Dazi sul vino europeo: chi guarda al futuro pensa più all’Africa che agli USA
L’esempio lungimirante di chi ha puntato sul mercato africano con successo

EDITORIALE – I dazi USA sui vini europei impongono un approfondimento sulle esportazioni per capire quanto ci possano penalizzare i provvedimenti americani ma soprattutto se ci sono strade alternative. Consultando i dati pubblicati da Statista nello studio “America’s One-Sided Love of European Wine”, che fa riferimento ai valori ufficiali del 15 dicembre 2023, emerge in maniera ben evidente che su oltre 5 milioni di ettolitri di vino europeo venduto negli USA la provenienza è in prevalenza italiana. Già perché bene 3,5 milioni sono bottiglie provenienti dal Bel Paese, mentre 1,7 milioni dalla Francia, vale a dire circa la metà rispetto all’export italiano. Il resto sono quantità irrisorie da Sapagna, Portogallo e Germania, quest’ultima però vede maggiore l’importazione di vini dagli USA, rispetto alla vendita dei propri prodotti enologici. Per chi si è già perso tra i numeri conviene consultare la tabella sottostante, di facile lettura.
A fronte di oltre 5 milioni di ettolitri di vino europeo, in larga maggioranza italiano, il valore stimato dell’export enologico in USA è pari a 4,5 miliardi di dollari. Un dato monetario decisamente significativo. Ora i quesiti da porsi sono due. Perché l’Italia, malgrado sia il paese a maggior export verso l’America, si sia preoccupato così tardivamente: forse confidando su un “trattamento di favore” in virtù degli amabili rapporti personali tra la premier Meloni e il presidente Trump? In secondo luogo, perché i produttori italiani hanno puntato in maniera così importante soprattutto sugli USA? Il primo quesito è destinato a non avere risposte vista la sua natura squisitamente politica. Viceversa sul secondo è utile aprire una riflessione. Certo, che gli americani manifestino un gradimento tanto generoso verso i vini italiani, non può che essere un bene ma ora con i dazi di Trump la situazione è tutt’altro che favorevole.

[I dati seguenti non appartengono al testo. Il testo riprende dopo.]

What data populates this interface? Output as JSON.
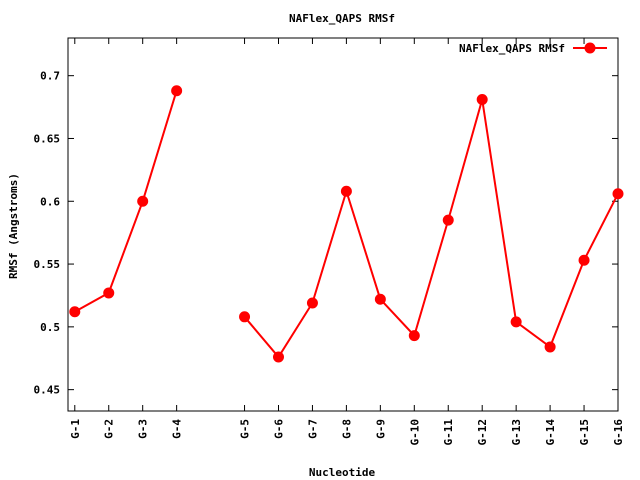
{
  "chart_data": {
    "type": "line",
    "title": "NAFlex_QAPS RMSf",
    "xlabel": "Nucleotide",
    "ylabel": "RMSf (Angstroms)",
    "ylim": [
      0.433,
      0.73
    ],
    "yticks": [
      0.45,
      0.5,
      0.55,
      0.6,
      0.65,
      0.7
    ],
    "ytick_labels": [
      "0.45",
      "0.5",
      "0.55",
      "0.6",
      "0.65",
      "0.7"
    ],
    "xlim": [
      0.8,
      17
    ],
    "categories": [
      "G-1",
      "G-2",
      "G-3",
      "G-4",
      "G-5",
      "G-6",
      "G-7",
      "G-8",
      "G-9",
      "G-10",
      "G-11",
      "G-12",
      "G-13",
      "G-14",
      "G-15",
      "G-16"
    ],
    "x": [
      1,
      2,
      3,
      4,
      6,
      7,
      8,
      9,
      10,
      11,
      12,
      13,
      14,
      15,
      16,
      17
    ],
    "segments": [
      [
        0,
        3
      ],
      [
        4,
        15
      ]
    ],
    "legend_position": "top-right",
    "grid": false,
    "series": [
      {
        "name": "NAFlex_QAPS RMSf",
        "color": "#ff0000",
        "values": [
          0.512,
          0.527,
          0.6,
          0.688,
          0.508,
          0.476,
          0.519,
          0.608,
          0.522,
          0.493,
          0.585,
          0.681,
          0.504,
          0.484,
          0.553,
          0.606
        ]
      }
    ]
  }
}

I vini francesi e spagnoli non sono certo da ignorare, sotto il profilo qualitativo, ma è evidente che i produttori hanno promosso le loro bottiglie anche in altri paesi, limitando così la dipendenza dagli umori americani. Sicuramente a stimolare l’export negli USA è stato l’alto gradimento del Made in Italy ma ora è fondamentale chiedersi dove vendere i vini del Bel Paese, se i dazi di Trump non saranno cancellati. Una risposta implica competenze tutt’altro che trascurabili e forse anche un briciolo di chiaroveggenza. Ma è di questi giorni una notizia che rappresenta un suggerimento interessante: il patron di Astoria Wines, Paolo Polegato, è stato premiato con l'Africa Premium Award per il suo impegno nell'integrazione culturale e sociale. Tra i meriti dell’imprenditore di Crocetta del Montello, non ci sono però solo la promozione dello sport, con la sponsorizzazione della nazionale di calcio del Togo e il coinvolgimento in svariate iniziative benefiche ma anche un significativo impegno nell’esportazione dei sui rinomati vini in Africa.
Stiamo parlando di un’azienda che ha un fatturato di 55 milioni di euro, che esporta il 40% dei suoi vini in ben 105 paesi in tutto il mondo. Interessante è il dato che riguarda l’Africa visto che gli stati in cui Astoria Wines esporta sono ben 20 (Nigeria, Costa d’Avorio, Kenya, Repubblica del Congo, Angola, Namibia, São Tomé, ecc.), con introiti pari al 10% del fatturato aziendale, come ha spiegato Filippo Polegato, l’Ad di Astoria Vini, in una recente intervista al Corriere della Sera annunciando che l’azienda conta di triplicare l’export in Africa, nei prossimi tre anni. Alla luce di questi numeri, forse è proprio il caso di guardare a questa realtà imprenditoriale come a una sorta di “nave scuola” contro i dazi di Trump. Ma soprattutto di rivalutare l’Africa sotto il profilo degli scambi commerciali, vista l’importante crescita economica di molte nazioni dove la stabilità politica ha incentivato lo sviluppo e un benessere più diffuso tra la popolazione. Detto questo meriterebbe una seria riflessione anche la tendenza, soprattutto veneta, alla monocoltura del vino (nello specifico del Prosecco) che negli ultimi anni ha radicalmente trasformato il paesaggio, innescando anche conflitti sociali tutt’altro che marginali, dove le produzioni non sono biologiche.
FOTO: iconico cartellone pubblicitario di un Festival in Africa dedicato ai prodotti enologici.